An exclusion zone with a radius of 20km (12 miles) is currently in place but the UN says safe radiation limits have been exceeded 40km away.
Meanwhile, radioactive iodine levels in seawater near the plant reached a new record - 4,385 times the legal limit.
It was the highest reading since the quake which hit the plant on 11 March.
Radiation may be leaking from the damaged plant continuously, the country's nuclear and industrial safety agency (Nisa) said.
The plant's operator, Tokyo Electric Power (Tepco), announced on Wednesday that the four stricken reactors would be decommissioned.
A massive tsunami which resulted from the quake is now known to have claimed at least 11,417 lives, with 16,273 people still reported missing by police, three weeks on.
'No immediate action' The UN's nuclear watchdog (International Atomic Energy Agency, IAEA) found safe radiation limits had been exceeded at the village of Iitate, 40km north-west of the nuclear plant.

Fukushima update (31 March)

  • Reactor 1: Damage to the core from cooling problems. Building holed by gas explosion. Radioactive water detected in reactor and basement
  • Reactor 2: Damage to the core from cooling problems. Building holed by gas blast; containment damage suspected. Highly radioactive water detected in reactor and adjoining tunnel
  • Reactor 3: Damage to the core from cooling problems. Building holed by gas blast; containment damage possible. Spent fuel pond partly refilled with water after running low. Radioactive water detected in reactor and basement
  • Reactor 4: Reactor shut down prior to quake. Fires and explosion in spent fuel pond; water level partly restored
  • Reactors 5 & 6: Reactors shut down. Temperature of spent fuel pools now lowered after rising high
"The highest values were found in a relatively small area in the north-west from the Fukushima power plant and the first assessment indicates that one of the IAEA operational criteria for evacuation is exceeded in Iitate village," senior IAEA official Denis Flory said.
Japan's top government spokesman, Chief Cabinet Secretary Yukio Edano, said on Thursday that the IAEA had advised the government to "carefully assess the situation on the basis of this report".
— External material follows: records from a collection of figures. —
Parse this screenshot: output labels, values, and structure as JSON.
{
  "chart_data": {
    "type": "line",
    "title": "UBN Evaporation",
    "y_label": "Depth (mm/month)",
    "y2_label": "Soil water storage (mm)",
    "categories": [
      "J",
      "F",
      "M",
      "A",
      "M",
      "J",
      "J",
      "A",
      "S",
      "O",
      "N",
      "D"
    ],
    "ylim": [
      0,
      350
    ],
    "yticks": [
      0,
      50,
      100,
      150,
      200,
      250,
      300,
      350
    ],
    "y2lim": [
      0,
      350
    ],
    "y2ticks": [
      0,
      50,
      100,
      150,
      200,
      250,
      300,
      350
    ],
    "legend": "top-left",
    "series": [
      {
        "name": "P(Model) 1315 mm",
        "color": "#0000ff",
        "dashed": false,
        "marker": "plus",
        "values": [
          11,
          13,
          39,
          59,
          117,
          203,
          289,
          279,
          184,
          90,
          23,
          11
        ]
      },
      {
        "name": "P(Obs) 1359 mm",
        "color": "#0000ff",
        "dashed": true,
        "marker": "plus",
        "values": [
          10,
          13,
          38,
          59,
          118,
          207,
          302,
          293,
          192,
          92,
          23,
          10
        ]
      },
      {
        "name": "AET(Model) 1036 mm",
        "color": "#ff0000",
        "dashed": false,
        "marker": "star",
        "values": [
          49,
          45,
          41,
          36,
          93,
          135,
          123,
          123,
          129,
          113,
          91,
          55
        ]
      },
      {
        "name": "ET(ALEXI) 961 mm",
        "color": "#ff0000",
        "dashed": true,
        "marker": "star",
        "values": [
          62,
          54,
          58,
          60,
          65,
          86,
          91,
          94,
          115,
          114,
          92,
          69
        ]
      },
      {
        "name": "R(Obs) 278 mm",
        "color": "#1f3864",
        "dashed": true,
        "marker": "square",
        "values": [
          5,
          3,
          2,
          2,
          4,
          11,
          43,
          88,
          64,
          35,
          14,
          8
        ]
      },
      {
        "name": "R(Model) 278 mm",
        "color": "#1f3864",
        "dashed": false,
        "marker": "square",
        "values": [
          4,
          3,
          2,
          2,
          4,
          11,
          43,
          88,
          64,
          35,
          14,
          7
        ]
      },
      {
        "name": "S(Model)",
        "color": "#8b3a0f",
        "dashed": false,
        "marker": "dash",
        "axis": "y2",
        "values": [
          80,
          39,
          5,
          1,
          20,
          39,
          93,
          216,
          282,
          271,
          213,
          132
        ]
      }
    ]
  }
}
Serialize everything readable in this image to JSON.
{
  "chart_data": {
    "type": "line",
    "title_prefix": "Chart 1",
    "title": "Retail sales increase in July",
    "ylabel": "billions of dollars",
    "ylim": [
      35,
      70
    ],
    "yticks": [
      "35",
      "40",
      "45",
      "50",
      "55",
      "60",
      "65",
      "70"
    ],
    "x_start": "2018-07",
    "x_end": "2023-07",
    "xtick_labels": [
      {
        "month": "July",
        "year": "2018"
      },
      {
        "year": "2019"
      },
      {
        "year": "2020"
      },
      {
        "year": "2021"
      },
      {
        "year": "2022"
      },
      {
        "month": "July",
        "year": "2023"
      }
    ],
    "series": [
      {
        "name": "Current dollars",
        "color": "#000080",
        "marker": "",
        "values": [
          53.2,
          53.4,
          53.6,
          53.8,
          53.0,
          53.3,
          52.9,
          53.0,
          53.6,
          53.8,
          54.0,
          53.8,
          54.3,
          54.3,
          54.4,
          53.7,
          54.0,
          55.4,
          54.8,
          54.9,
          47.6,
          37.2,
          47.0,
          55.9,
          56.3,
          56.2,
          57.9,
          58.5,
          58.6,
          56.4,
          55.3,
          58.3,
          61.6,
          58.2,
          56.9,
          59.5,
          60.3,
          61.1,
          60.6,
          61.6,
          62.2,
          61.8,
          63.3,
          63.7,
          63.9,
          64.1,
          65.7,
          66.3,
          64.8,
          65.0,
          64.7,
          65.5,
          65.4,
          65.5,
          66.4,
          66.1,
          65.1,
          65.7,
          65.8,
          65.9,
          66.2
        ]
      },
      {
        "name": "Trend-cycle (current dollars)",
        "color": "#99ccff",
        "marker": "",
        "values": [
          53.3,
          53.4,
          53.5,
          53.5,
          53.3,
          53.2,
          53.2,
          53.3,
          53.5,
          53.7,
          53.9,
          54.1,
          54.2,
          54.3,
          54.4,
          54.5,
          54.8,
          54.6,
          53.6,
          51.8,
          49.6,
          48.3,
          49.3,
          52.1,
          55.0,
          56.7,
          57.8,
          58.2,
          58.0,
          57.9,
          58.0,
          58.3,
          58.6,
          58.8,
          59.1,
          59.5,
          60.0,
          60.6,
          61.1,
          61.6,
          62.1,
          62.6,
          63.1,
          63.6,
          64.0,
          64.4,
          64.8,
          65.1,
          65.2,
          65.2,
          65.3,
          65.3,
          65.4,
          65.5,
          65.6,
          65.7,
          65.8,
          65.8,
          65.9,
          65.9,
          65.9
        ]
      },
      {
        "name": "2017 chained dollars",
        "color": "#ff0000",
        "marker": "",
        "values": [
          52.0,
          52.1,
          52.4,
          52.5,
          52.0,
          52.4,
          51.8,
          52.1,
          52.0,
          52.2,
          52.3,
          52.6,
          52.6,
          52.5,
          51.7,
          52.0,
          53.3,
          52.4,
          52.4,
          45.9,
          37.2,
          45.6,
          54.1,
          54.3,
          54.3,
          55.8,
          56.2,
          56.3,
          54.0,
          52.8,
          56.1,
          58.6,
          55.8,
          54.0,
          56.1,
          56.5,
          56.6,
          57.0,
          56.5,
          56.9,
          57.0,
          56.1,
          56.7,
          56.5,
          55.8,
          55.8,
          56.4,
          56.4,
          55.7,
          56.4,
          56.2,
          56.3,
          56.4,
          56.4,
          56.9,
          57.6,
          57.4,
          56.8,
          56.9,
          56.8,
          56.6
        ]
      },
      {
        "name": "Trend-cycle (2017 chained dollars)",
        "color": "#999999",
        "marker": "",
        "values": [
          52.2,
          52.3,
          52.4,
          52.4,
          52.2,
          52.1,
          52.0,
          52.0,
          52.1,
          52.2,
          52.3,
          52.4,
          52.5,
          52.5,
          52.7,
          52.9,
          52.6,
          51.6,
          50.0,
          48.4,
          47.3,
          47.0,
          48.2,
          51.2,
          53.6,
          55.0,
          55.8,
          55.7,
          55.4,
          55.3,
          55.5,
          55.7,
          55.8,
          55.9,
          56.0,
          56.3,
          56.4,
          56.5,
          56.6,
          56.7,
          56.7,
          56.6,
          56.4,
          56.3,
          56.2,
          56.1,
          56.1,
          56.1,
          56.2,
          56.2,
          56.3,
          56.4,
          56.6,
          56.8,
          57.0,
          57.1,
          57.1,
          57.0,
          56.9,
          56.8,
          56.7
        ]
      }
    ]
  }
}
"I don't think that this is something of a nature which immediately requires such action," he told reporters.
"But the fact that the level of radiation is high in the soil is inevitably pointing to the possibility that the accumulation over the long term may affect human health.
"Therefore, we will continue monitoring the level of radiation with heightened vigilance and we intend to take action if necessary."
The US and UK earlier advised their citizens in Japan to keep at least 80km from the plant.
The US is to send a 140-member radiation control team to assist Japanese authorities at the plant, Kyodo News agency quoted Japan's military chief, General Ryoichi Oriki, as saying.
Seawater readings The new radioactive iodine levels in seawater near the plant - 4,385 times the legal limit - were reported by Nisa.
On Wednesday, radioactive iodine was estimated to be 3,355 times the legal limit, while previously the figure had been put at 1,850 times the legal limit.
Radioactive iodine was blamed for the high incidence of thyroid cancer among children exposed to fallout from the Chernobyl nuclear disaster in 1986.
Nisa's director-general, Hidehiko Nishiyama, told reporters the new levels did not present a health risk because nearby residents had already been evacuated.
Officials point out that no fishing is allowed in the area. Because the radiation should disperse as it is carried away by the tides, they do not think there will be a serious threat to marine life.